Ralph’s formal recognition as a conscientious objector in 1943 made their pacifism much more widely known, and Frances found herself aware of local disapproval.  One ‘Queen among the gentry’ declared to a friend “I’m going to have nothing more to do with them myself… I’m going to boycott them absolutely.” But even those friends who did support the war found themselves caught up in the paranoia and xenophobia that it had bred. Gerald, a member of the Home Guard, was caught using a flashlight at night and accused of signalling to the enemy. Raymond Mortimer and Eardley Knollys, who was working for the National Trust, recounted how, while photographing a building in Bristol for the Trust, they were reported to the police by a woman describing them as “an obvious Italian with a blond German-looking man”.
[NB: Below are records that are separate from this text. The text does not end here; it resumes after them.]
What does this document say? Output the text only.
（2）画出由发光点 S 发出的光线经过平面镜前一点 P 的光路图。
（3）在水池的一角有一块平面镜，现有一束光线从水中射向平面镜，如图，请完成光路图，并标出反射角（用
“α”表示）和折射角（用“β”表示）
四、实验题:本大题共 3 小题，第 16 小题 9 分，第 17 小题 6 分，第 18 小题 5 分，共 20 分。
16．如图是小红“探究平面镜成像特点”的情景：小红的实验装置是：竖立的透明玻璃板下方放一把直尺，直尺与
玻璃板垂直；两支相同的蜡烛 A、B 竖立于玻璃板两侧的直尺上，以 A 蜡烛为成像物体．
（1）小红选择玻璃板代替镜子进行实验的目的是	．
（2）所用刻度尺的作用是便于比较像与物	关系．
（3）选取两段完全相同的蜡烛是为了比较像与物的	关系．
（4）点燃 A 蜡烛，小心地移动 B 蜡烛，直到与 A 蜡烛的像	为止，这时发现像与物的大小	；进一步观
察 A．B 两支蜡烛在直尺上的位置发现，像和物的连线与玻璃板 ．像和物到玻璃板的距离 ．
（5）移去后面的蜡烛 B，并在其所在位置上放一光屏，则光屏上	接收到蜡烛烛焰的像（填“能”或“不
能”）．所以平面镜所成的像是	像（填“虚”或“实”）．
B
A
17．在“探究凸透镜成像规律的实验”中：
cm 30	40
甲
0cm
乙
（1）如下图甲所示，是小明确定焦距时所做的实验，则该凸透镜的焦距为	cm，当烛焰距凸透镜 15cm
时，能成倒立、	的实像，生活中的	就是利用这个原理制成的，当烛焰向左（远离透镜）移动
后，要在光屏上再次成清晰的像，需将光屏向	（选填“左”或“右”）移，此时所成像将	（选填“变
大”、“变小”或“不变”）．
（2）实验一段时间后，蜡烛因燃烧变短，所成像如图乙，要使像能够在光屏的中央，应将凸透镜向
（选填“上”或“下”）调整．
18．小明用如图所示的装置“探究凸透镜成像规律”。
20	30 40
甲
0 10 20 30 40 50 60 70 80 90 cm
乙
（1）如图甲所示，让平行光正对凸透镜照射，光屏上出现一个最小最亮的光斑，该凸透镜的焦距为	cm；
Frances’ diary speeds up during the final years of the war as she finds herself busier than ever domestically and with less time to devote to writing – but this pace also lends momentum to the events.  From March 1944 they are expecting the launch of the ‘Second Front’ at any minute; when it is finally announced in early June Frances writes: ‘[this] is what we have expected and waited for with such a horrible mixture of dread and longing, for months.’ The initial anxiety and hope with which they listened to news of progress in France was overtaken in the following few days by a danger closer to home – the pilotless flying bombs known as ‘doodlebugs’. Frances is struck by the differing reactions of everyone she speaks to, from horror to humour, and even flippancy – “and then I looked up and there was another chap coming along…” One consequence was a fresh influx of evacuees from London, with whom the Partridges discussed what should be done with the Germans after the war and what peace would be like. At the end of 1944 Frances quotes one of her guests, the Russian artist Boris Anrep: “so low is our moral disintegration in this sixth year of the war that I hardly can get up from my bed in the morning… Somehow I float in idle contemplation of the world, waiting, waiting…”

In April, as blackout restrictions are lifted, ‘the pressure has let off, the prison bars are being raised, but we don’t know how to get used to freedom’. Hitler’s death is reported on the wireless on 1st May 1945, then ‘waiting, waiting for the end’ – which, when it comes, is a damp squib: a neighbour calls to say “it’s just come through – tomorrow will be V-day. Churchill will announce the end of the war in Europe at 3pm. It’s all very flat… we’ve just been drinking a little weak gin.” But at least the announcement did bring a sense of peace, a relief from the relentless tension. And on that strangely quiet but momentous evening, Frances ‘thought of the night nearly six years ago when the war began and how I had [looked up at the stars], wondering what was in store for us all, and gazed on by those same impersonal eyes.’